Si, pour la Chambre, l'objectif de 23 sièges à conquérir semble atteignable (le site FiveThirtyEight*, référence dans les prédictions électorales, leur donne cinq chances sur six à deux semaines du scrutin), le Sénat paraît plus difficile à reprendre. Les démocrates y font face à une conjoncture plus difficile : ils doivent défendre 26 des 35 sièges remis en jeu, dont plusieurs dans des Etats qui ont voté majoritairement pour Donald Trump à la présidentielle. FiveThirtyEight* ne leur donne qu'une chance sur cinq de le reprendre. Et les républicains pourraient même renforcer leur majorité. 

J'ai eu la flemme de tout lire, vous me faites un résumé ? ;)

Le 6 novembre prochain, les électeurs américains sont appelés aux urnes. A l'occasion des midterms ou élections de mi-mandat, ils vont renouveler l'intégralité de la Chambre des représentants et une partie du Sénat, à majorité républicaine. Ce n'est pas tout : dans certains Etats, ils vont également élire leurs gouverneurs, des maires ou encore des représentants locaux. Cette élection d'ampleur, en termes de sièges à renouveler, ressemble aussi à un référendum pour ou contre Donald Trump. Ces midterms "sont une sorte de sondage grandeur nature des deux premières années de la présidence", décrypte le spécialiste Corentin Sellin. Le résultat pourrait bloquer ou renforcer sa fin de mandat.

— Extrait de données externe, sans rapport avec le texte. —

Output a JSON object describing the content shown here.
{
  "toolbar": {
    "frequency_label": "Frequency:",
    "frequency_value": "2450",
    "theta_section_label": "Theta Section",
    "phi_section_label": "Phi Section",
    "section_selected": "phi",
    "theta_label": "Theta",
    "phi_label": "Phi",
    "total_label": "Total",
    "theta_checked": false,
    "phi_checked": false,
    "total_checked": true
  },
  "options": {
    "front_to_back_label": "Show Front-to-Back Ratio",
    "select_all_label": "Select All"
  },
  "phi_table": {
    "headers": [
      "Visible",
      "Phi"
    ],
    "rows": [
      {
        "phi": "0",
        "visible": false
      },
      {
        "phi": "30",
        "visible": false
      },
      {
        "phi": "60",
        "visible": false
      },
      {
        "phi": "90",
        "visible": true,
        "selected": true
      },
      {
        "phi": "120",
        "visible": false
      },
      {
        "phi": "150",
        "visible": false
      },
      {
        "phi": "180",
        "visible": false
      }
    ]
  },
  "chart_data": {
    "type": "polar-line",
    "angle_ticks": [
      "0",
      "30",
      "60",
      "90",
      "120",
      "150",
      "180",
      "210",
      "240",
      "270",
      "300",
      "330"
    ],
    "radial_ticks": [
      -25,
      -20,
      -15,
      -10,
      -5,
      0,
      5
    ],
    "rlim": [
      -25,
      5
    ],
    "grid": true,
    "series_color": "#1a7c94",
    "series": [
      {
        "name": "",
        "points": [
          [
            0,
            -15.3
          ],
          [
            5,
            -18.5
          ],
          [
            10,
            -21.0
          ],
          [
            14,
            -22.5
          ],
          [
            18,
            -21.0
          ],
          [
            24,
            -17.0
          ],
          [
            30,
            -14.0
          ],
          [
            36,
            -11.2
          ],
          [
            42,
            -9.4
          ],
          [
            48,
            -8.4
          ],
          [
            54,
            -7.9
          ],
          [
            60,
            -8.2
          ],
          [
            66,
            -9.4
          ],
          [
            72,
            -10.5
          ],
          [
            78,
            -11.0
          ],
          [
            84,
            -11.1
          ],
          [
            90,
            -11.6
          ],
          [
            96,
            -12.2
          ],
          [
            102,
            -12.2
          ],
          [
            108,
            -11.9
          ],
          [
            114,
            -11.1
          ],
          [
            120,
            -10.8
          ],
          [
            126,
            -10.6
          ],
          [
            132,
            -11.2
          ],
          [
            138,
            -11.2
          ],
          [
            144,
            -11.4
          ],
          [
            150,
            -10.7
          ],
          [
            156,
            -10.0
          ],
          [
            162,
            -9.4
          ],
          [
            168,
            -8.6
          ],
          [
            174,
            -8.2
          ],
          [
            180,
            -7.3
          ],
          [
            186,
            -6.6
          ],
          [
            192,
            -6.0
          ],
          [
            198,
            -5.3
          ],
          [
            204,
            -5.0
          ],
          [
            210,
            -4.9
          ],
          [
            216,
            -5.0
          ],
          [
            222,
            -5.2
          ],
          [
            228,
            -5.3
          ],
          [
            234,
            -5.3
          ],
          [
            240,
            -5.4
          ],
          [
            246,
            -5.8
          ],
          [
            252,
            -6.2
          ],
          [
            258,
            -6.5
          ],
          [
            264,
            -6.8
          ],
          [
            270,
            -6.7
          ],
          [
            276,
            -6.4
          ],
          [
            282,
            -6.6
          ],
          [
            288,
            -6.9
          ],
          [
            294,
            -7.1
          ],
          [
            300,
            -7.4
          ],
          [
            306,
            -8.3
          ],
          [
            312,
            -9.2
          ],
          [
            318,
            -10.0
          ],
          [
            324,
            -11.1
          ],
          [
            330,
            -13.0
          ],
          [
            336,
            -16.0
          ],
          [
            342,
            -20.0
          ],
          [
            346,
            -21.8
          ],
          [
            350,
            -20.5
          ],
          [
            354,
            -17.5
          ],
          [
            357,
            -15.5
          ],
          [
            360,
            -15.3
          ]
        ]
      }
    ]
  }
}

La campagne s'est donc faite en grande partie autour de la personnalité et du bilan du président en place. Il s'est d'ailleurs engagé avec ferveur dans la campagne afin d'enrayer une possible "vague bleue". Face à lui, de nombreuses personnalités dont beaucoup de femmes, poussées par leur hostilité envers le milliardaire, ont décidé de se lancer pour la première fois en politique. Misant sur ce renouvellement, le camp démocrate joue gros : il espère regagner des sièges pour influencer la politique des deux prochaines années et surtout se reconstruire en vue de la présidentielle de 2020.